In this paper, we propose a novel deep learning-based 3D underwater human pose estimator capable of providing absolute-scale 3D poses of scuba divers from stereo image pairs. While existing research has made significant advancements in 3D human pose estimation, most methods rely on 3D ground truth for training. To overcome this, our approach leverages epipolar geometry to derive 3D information from 2D estimations. Our method estimates 2D human poses while capturing their corresponding disparity from binocular perspectives, thus avoiding challenges in finding per-pixel correspondences in textureless regions commonly seen underwater. Additionally, to reduce the sensitivity of our method on 2D annotation accuracy, we design an auto-refinement pipeline to automatically correct biases introduced by human labeling. Experiments demonstrate that our approach significantly improves performance compared to previous state-of-the-art methods in dynamic environments while being efficient enough to run on limited-capacity edge devices.
We collected our train dataset that includes footage from both closed-water and open-water environments. It also features challenging poses that divers can perform easily underwater, such as swimming upside down. The 2D keypoints are first manaully annotated by human and further refined by our proposed auto-refinement pipeline.
For quantitative analysis, we defined three metrics: (1) Depth, (2) Orientation, and (3) Pose, to evaluate the performance of different methods. We compare our results with TR [1] on the DiverPose dataset.
(1) The Depth Metric evaluates how accurately the model estimates the distance of the diver from the camera. We asked divers to perform 360-degree horizontal rotations within predefined distances from the camera.
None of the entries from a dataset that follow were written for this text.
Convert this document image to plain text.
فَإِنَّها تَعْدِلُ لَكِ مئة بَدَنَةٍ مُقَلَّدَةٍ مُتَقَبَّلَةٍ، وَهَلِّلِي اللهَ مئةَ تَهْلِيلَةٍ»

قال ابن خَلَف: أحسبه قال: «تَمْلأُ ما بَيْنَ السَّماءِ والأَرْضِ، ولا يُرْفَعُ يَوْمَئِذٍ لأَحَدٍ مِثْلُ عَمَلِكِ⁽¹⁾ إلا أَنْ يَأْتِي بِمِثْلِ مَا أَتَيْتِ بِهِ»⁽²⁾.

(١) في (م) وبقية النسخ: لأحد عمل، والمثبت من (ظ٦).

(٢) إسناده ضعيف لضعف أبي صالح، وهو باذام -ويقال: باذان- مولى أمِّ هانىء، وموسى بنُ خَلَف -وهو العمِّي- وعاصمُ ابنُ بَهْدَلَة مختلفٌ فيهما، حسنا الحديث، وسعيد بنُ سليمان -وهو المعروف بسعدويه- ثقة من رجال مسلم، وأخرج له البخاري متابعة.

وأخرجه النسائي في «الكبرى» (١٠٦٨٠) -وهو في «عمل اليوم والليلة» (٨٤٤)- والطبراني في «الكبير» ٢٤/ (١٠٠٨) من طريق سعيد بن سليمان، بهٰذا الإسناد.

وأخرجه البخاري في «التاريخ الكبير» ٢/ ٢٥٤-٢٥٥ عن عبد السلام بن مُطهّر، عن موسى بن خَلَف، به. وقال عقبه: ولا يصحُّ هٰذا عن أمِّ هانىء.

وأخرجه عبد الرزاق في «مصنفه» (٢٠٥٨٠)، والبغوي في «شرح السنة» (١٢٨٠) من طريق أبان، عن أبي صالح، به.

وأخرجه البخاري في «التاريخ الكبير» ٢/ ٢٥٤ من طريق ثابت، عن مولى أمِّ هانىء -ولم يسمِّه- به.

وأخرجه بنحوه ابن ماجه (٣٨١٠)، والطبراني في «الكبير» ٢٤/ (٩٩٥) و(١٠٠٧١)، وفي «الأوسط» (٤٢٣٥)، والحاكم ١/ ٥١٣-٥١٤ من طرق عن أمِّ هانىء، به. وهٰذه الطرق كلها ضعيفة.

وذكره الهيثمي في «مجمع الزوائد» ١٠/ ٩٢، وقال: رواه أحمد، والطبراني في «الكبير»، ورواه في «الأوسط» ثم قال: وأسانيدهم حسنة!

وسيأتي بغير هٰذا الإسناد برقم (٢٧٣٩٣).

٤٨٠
(2) The Orientation Metric measures the model’s ability to determine the diver’s orientation. Here, divers stood or knelt at a fixed position, initially facing the camera, and rotated 45 degrees clockwise at a time for 8 different orientations.
(3) The Pose Metric validates if the model can accurately estimate the relative human pose in 3D space. We asked divers to move their arms or legs either in front of or behind their bodies.
PedX [2] is a dataset that provides high-resolution stereo images and LiDAR data with manual 2D and automatic 3D annotations. We apply our proposed refinement pipeline and model architecture to PedX using the provided 2D bounding boxes. In the visualization, provided ground truth is shown in red and the model estimations are shown in blue. The results demonstrate that our method is able to determine pedestrian location and orientation in complex urban intersections. This indicates that our method is capable of generalizing to real-world scenarios.
[1] J. Zhao, T. Yu, L. An, Y. Huang, F. Deng, and Q. Dai, “Triangulation Residual Loss for Data-efficient 3D Pose Estimation”, NeurIPS, 2023.
[2] W. Kim, and M. S. Ramanagopal, C. Barto, and M.-Y. Yu, K. Rosaen, N. Goumas, R. Vasudevan, and M. Johnson-Roberson, “PedX: Benchmark Dataset for Metric 3-D Pose Estimation of Pedestrians in Complex Urban Intersections”, IEEE Robotics and Automation Letters, 2019, 1940-1947.